Sitting in the mosque,
that’s where I wanna be!
Mo Sa-la-la-la-lah,
Mo Sa-la-la-la-lah
At a time when Britain is fighting rising Islamophobia, the outpouring of affection for an Egyptian-national superstar who is proud and public about his Muslim faith has been edifying. In England, youth soccer players of all backgrounds can be found commemorating their goals as Salah does, raising their hands skyward and kneeling prostrate in sujud on the field.
Atkinson wonders if there’s something about the city of Liverpool that has influenced the response to Salah.
“Nationalism in all its forms is on the rise [in England], and it’s unpleasant,” Atkinson says. “I think Liverpool’s unique character has helped. Salah and Mané clearly reflect their [Muslim] faith on the pitch, and that’s now something that’s respected—and, in fact, celebrated. It’s not just because Salah kicks it in the goal; it’s that Liverpool is a port city that sees itself as different in the context of the rest of the United Kingdom.”

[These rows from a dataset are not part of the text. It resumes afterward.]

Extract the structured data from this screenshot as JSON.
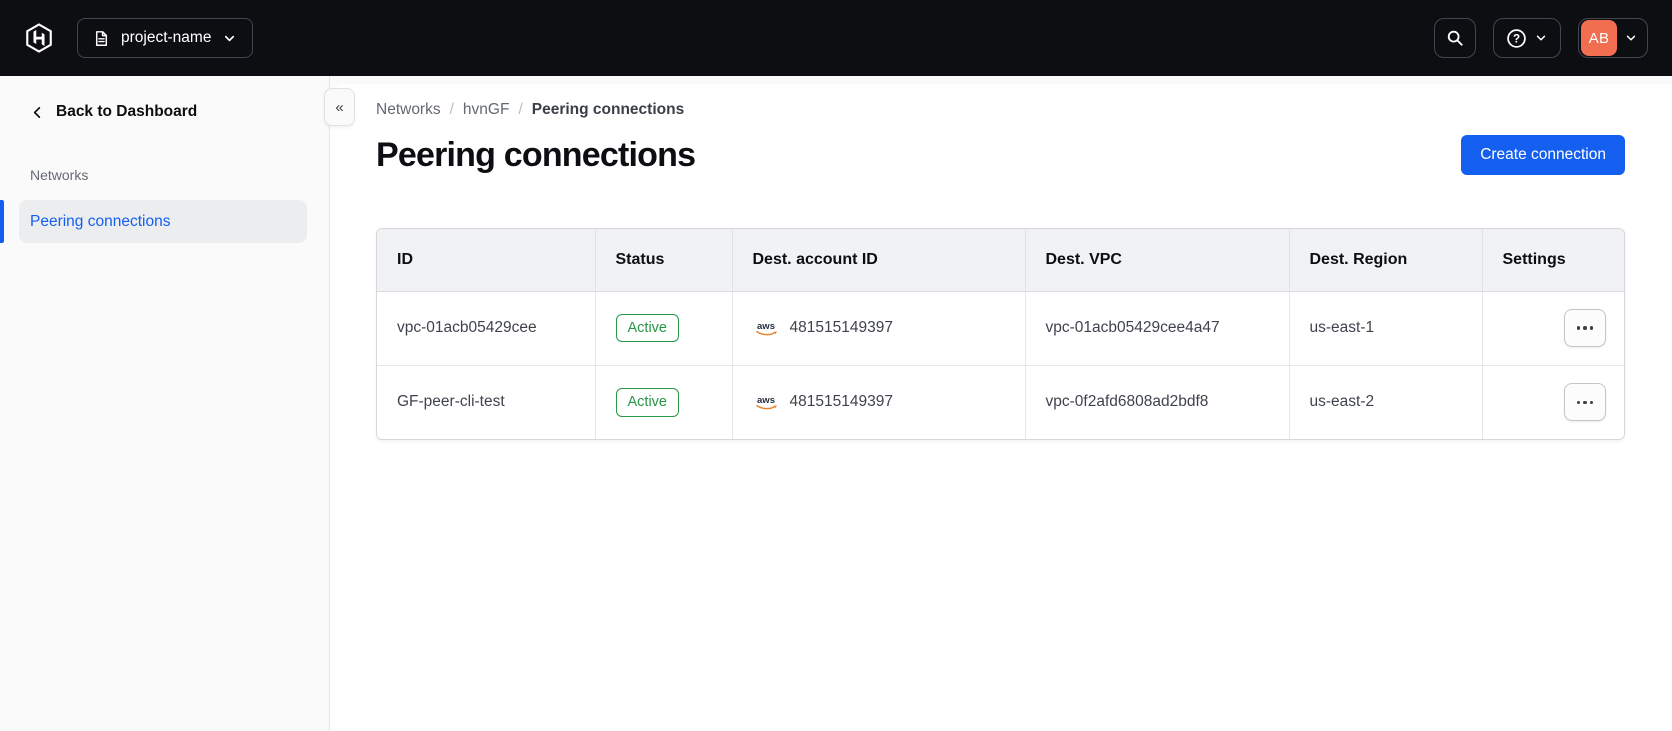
{
  "top_nav": {
    "project_switcher_label": "project-name",
    "avatar_initials": "AB"
  },
  "sidebar": {
    "back_link_label": "Back to Dashboard",
    "section_label": "Networks",
    "items": [
      {
        "label": "Peering connections",
        "active": true
      }
    ],
    "collapse_glyph": "«"
  },
  "breadcrumb": {
    "items": [
      "Networks",
      "hvnGF",
      "Peering connections"
    ],
    "separator": "/"
  },
  "page": {
    "title": "Peering connections",
    "primary_action_label": "Create connection"
  },
  "table": {
    "columns": [
      "ID",
      "Status",
      "Dest. account ID",
      "Dest. VPC",
      "Dest. Region",
      "Settings"
    ],
    "rows": [
      {
        "id": "vpc-01acb05429cee",
        "status": "Active",
        "provider": "aws",
        "account_id": "481515149397",
        "vpc": "vpc-01acb05429cee4a47",
        "region": "us-east-1"
      },
      {
        "id": "GF-peer-cli-test",
        "status": "Active",
        "provider": "aws",
        "account_id": "481515149397",
        "vpc": "vpc-0f2afd6808ad2bdf8",
        "region": "us-east-2"
      }
    ]
  },
  "colors": {
    "accent_blue": "#145ff0",
    "success_green": "#289646",
    "avatar_coral": "#f26e51",
    "nav_background": "#0d0e12",
    "sidebar_background": "#fafafa"
  }
}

For his part, Salah calls his supporters’ song “something special,” but given the sensitive climate around the world, he is hyperaware of what he says publicly and how it is received back home. Mohamed Aboutreika, his once-beloved former Egypt teammate and the nation’s greatest player before Salah, has been accused of supporting the Muslim Brotherhood, a Sunni Islamist organization that briefly held power after the Egyptian revolution of 2011, only be to be deposed by the current president, Sisi. Today Aboutreika lives in exile, his name having been placed on a terror list by the Cairo Criminal Court.
Even a benign question about the meaning of Salah’s public bow is cut off by his agent, Ramy Abbas Issa. “No, no, why are you talking about that?” Issa asks. A follow-up question about being welcomed in Liverpool at a time of rising nationalism is also interrupted. “He’s a footballer,” Issa says. “We just talk about football—not about skin color or racism or Trump, or any of that stuff.” (Perhaps it’s best not to assume anything these days, in a complicated world. Issa’s social media channels contain several supportive references to President Trump, an ally of Sisi’s.)
For now, Salah is trying to keep things as simple as possible. His challenge in Russia will be to carry his transcendent form from the Reds to the Pharaohs. Group A is workable, with one talent-filled team (Uruguay) and the two lowest-ranked squads in the tournament (host Russia and Saudi Arabia). But Egypt’s fate will depend on a healthy Salah. If he’s unable to function at full capacity, it could be a deathblow to Egypt’s hopes. But if Salah is close to 100 percent, Egypt could easily advance from its group (one of the easiest in World Cup history) and potentially set up a dramatic round of 16 game against Spain and defender Sergio Ramos, who drew condemnation around the world for bringing down Salah with a straight-out-of-wrestling move on the play that injured him.
“We’ll give everything for the country,” Salah says. “We will protect each other. We love each other, and that will help us on the field. I’m sure we are going to do something special. Egypt play a different way than Liverpool—but in both ways I have to score.”
Salah’s ambitions aren’t complicated. Asked if he wants to be viewed as the world’s best player, he says, “If you just see yourself as, ‘O.K., I play football for fun,’ if you don’t have a vision for what you want to do, it’s better to stay at home.” More important, though, he adds, are team goals: “I want to win everything in football. I want to win Champions League. I want to win the Premier League. If I can win the World Cup, I would be very happy.”
Egypt winning the World Cup? Surprises like that never happen at soccer’s highest levels. Right?